There was a period when members of the Sephardic middle class could establish themselves with some distinction in Poland. This most important page in the history of Sephardic Jews in Poland began with the reign of the Polish King Sigismund II Augustus (1529-1572). At that time, one of the most influential statesmen of the Ottoman Empire was Don Joseph Nasi, a Sephardic Jew who died in 1579 (Source: Alexander Beider).

In 1588, Polish Chancellor Jan Zamoyski established a special privilege allowing Sephardic Jews to live in his own newly founded private town of Zamosc. Many advantages were offered to those Sephardic Jews who decided to move there, which prompted a number of Sephardic families to migrate to the town. During the first part of the 17th century, new settlers generally came from Italy and Holland, according to Alexander Beider. Some of the Sephardic Jews left the area; others intermarried with Ashkenazic Jews. As a result, during the second half of the 17th century, Sephardic names do not appear in the historical documents of Zamosc and Lvov. The census of 1664 showed only 23 Jews in Zamosc, most Ashkenazic.

The presence of Sephardic families in the territory of Poland during the 16th to 18th centuries did not influence the surnames used by Polish Jews during the 19th and 20th centuries. The cultural fusion of foreign Sephardic Jews with local Ashkenazic Jews, who had lived in the same area for several centuries and were far more numerous, was rather rapid. The Sephardic Jews lost their language, and their descendants used Yiddish as the vernacular. They dropped their Sephardic names and were named according to local Ashkenazic patterns (Source: Alexander Beider).

Jews lived in Russia for centuries — sometimes welcomed and other times barely tolerated.
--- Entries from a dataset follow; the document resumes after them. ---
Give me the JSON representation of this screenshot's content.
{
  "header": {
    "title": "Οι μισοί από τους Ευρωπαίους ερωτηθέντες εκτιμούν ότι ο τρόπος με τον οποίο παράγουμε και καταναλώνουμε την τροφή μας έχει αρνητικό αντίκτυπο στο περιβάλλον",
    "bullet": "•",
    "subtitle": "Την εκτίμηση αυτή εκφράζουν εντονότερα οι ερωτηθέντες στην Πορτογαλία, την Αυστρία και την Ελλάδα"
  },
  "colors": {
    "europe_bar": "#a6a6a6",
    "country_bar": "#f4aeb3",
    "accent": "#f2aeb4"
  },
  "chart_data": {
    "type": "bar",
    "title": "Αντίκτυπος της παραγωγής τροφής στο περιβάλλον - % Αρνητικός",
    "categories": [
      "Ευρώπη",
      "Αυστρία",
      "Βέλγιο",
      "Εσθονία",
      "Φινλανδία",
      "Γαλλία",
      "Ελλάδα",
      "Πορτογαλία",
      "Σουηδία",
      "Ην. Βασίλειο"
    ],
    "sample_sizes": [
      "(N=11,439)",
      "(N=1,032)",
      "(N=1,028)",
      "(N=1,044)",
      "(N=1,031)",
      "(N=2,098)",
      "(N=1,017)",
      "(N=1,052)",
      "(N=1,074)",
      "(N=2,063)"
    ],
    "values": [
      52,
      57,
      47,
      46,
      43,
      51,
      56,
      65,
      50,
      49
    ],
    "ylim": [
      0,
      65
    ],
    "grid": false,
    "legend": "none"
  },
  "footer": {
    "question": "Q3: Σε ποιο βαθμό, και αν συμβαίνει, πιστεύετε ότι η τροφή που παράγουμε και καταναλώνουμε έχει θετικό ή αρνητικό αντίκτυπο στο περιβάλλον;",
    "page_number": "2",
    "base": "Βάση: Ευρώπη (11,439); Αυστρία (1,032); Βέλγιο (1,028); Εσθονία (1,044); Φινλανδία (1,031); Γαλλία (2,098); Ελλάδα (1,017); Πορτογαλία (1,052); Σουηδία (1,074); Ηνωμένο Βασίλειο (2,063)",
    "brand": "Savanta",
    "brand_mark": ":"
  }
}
Before 1500, Jews were permitted to live anywhere in Russia. As Russia’s western boundary moved west in the 1600s and 1700s, more Jews were annexed into a country which was intolerant of Jews. In the late 1700s, Catherine the Great decreed that Jews could only live in the territory along the western Russian border, known as the Pale of Settlement. In 1772, more Jews lived in the Pale than in the rest of Europe.

Prosperity continued until the second half of the 17th century, when a series of massacres by Cossacks ruthlessly killed Jews and Gentile Poles alike. Poland was then pummeled by another Cossack uprising, two invasions by Sweden, and a war with Turkey. In the 1700s, Poland was divided three ways, and the Jews of Poland fell under the rule of Russia, Germany, and Austria (Source: Jewish Displacement).